Herzog à Kushner : tout progrès à Gaza doit garantir la sécurité d'Israël
Le président Isaac Herzog a rencontré Jared Kushner et Nickolay Mladenov, soulignant que toute avancée à Gaza doit garantir la sécurité d'Israël. Parallèlement, les discussions se poursuivent sur un cadre pour la démilitarisation du Hamas et le transfert du contrôle civil à un conseil technocratique.

Jared Kushner, l'envoyé spécial des États-Unis, a tenu une réunion pour discuter des nombreux efforts du Conseil de la paix.
Le président de l'État, Isaac Herzog, a déclaré lors de la réunion :
« Les prochaines étapes à Gaza doivent garantir la sécurité de l'État d'Israël et de ses citoyens, et apporter la stabilité et un avenir meilleur pour tous les peuples de la région. Je suis plein de reconnaissance pour le président américain Donald Trump, l'envoyé spécial des États-Unis, Jared Kushner, et Nickolay Mladenov, directeur général du Conseil de la paix, ainsi que leurs équipes qui travaillent pour un nouvel avenir pour Israël et la bande de Gaza sur la base du plan en 20 points du président Trump. C'est une question difficile. J'ai été impressionné par le fait que l'intérêt sécuritaire d'Israël soit une composante importante et centrale du plan, et j'ai insisté sur ce point. J'ai remercié les équipes pour leur travail et je les ai encouragées à continuer d'œuvrer pour un avenir meilleur pour nos enfants ».
Entre-temps, le Premier ministre Benyamin Nétanyahou a rencontré plus tôt aujourd'hui à Jérusalem le conseiller de l'administration américaine Jared Kushner, l'ancien Premier ministre britannique Tony Blair et le directeur général du Conseil de la paix, Nickolay Mladenov. Les parties ont discuté du cadre pratique pour réguler le contrôle de la bande de Gaza et la démilitarisation du Hamas.
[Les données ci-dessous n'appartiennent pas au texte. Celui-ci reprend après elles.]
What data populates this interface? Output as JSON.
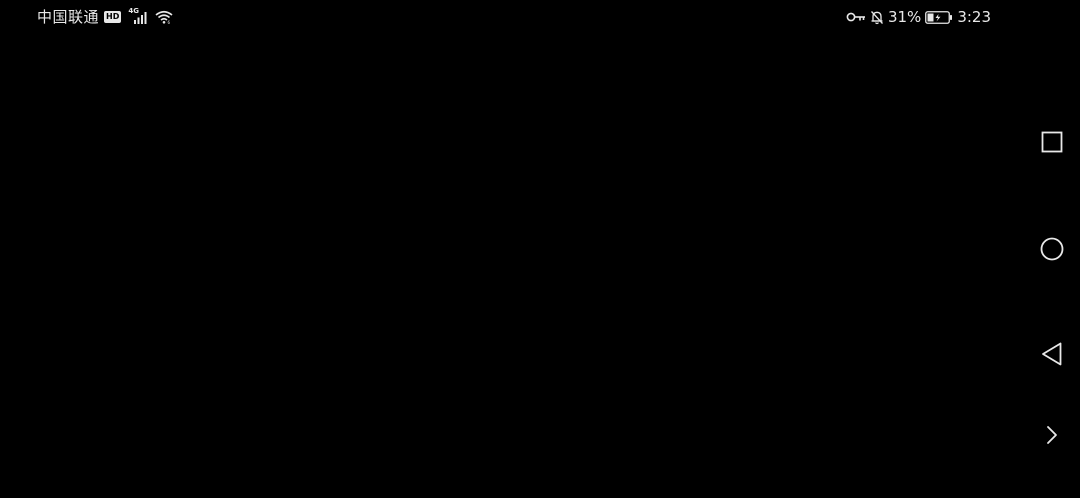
{
  "status_bar": {
    "carrier": "中国联通",
    "hd_badge": "HD",
    "network_type": "4G",
    "battery_percent": "31%",
    "time": "3:23",
    "icons": [
      "hd-badge",
      "signal-icon",
      "wifi-icon",
      "key-icon",
      "bell-muted-icon",
      "battery-icon"
    ],
    "battery_level": 0.31
  },
  "nav_bar": {
    "buttons": [
      "recent-apps-button",
      "home-button",
      "back-button",
      "expand-button"
    ]
  },
  "colors": {
    "background": "#000000",
    "foreground": "#e8e8e8"
  }
}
La réunion quadripartite a eu lieu dans le but de présenter un cadre applicable pour la gestion de Gaza qui répondrait aux exigences de sécurité d'Israël. Au centre de la discussion se trouvait l'accord en 15 points, que le Premier ministre avait précédemment rejeté. Désormais, les représentants du Conseil de la paix et de l'administration américaine tentent de parvenir à des accords sur les étapes de mise en œuvre sur le terrain.
Le cadre en cours d'élaboration propose de transférer les autorités civiles de la bande de Gaza à un conseil technocratique et de préparer l'infrastructure pour le désarmement du Hamas. Selon le plan, des « zones pilotes » exemptes de Hamas seront établies dans la région de Rafah et dans le nord de la bande de Gaza, sur le modèle appliqué au Liban. Dans ces zones, des camps temporaires seront construits pour les résidents déplacés, et des services d'éducation, de santé et d'infrastructure seront fournis sans l'implication de l'organisation terroriste.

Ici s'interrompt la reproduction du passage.